In this regard, the foreign-direct investment that would result from the proposed transaction would contribute towards the recovery of the economy, while our own Naspers is planning to spin off assets including a $134billion (R1.8bn) stake in Chinese games-maker Tencent Holdings to list on the Euronext Exchange.
I agree with Aton that “the investment by an experienced multinational corporation into South Africa” is likely to result in enhanced growth and opportunities for South Africa, as well as the transfer of skills and knowledge to local employees.
This investment should not only be beneficial to M&R, but also domestic suppliers and the South African society in general.
The South African economy is in crisis, companies are shedding jobs, and we can’t afford this decision by the commission.
In his budget vote speech, Patel said: “Larger businesses will have a more flexible exemptions’ regime in place to enable them to collaborate with each other to help expand South African production, grow our export markets, develop new technologies or expand jobs.”
These words ring hollow and are meaningless if we continue to make it difficult for the likes of Aton to invest in our economy.

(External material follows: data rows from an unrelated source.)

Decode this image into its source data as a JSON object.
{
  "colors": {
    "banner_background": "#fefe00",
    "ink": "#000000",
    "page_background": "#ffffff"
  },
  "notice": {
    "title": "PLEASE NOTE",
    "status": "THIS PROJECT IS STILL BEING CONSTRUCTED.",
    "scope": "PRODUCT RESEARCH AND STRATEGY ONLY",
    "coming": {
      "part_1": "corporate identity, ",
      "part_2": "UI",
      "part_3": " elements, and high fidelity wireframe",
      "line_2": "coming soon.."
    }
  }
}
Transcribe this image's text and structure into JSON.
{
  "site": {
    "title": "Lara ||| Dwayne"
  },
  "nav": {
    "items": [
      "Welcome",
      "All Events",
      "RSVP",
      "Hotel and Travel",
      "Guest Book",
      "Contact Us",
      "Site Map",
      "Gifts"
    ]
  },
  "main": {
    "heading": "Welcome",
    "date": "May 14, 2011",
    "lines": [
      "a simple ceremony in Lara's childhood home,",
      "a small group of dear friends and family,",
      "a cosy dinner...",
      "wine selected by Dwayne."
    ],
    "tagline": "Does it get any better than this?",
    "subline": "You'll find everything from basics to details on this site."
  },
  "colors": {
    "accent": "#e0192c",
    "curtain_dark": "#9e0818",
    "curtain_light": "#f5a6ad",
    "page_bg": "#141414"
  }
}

Let’s hope that the decision by the commission to recommend a prohibition will not discourage other German companies from responding to Ramaphosa’s call for foreign-direct investments.
The government and its regulatory agencies must change the way they consider transactions such as that of Aton in this gloomy economic environment. The message I hear from the likes of Aton is unequivocal: they want certainty and stability from the government.
The time to act is now, before we go into a deeper economic crisis.
Sello Mashao Rasethaba is chairperson of the African Entrepreneurs Council (AEC). AEC focuses on effectively supporting businesses, as well as entrepreneurs. This is achieved by forging partnerships with local and international companies.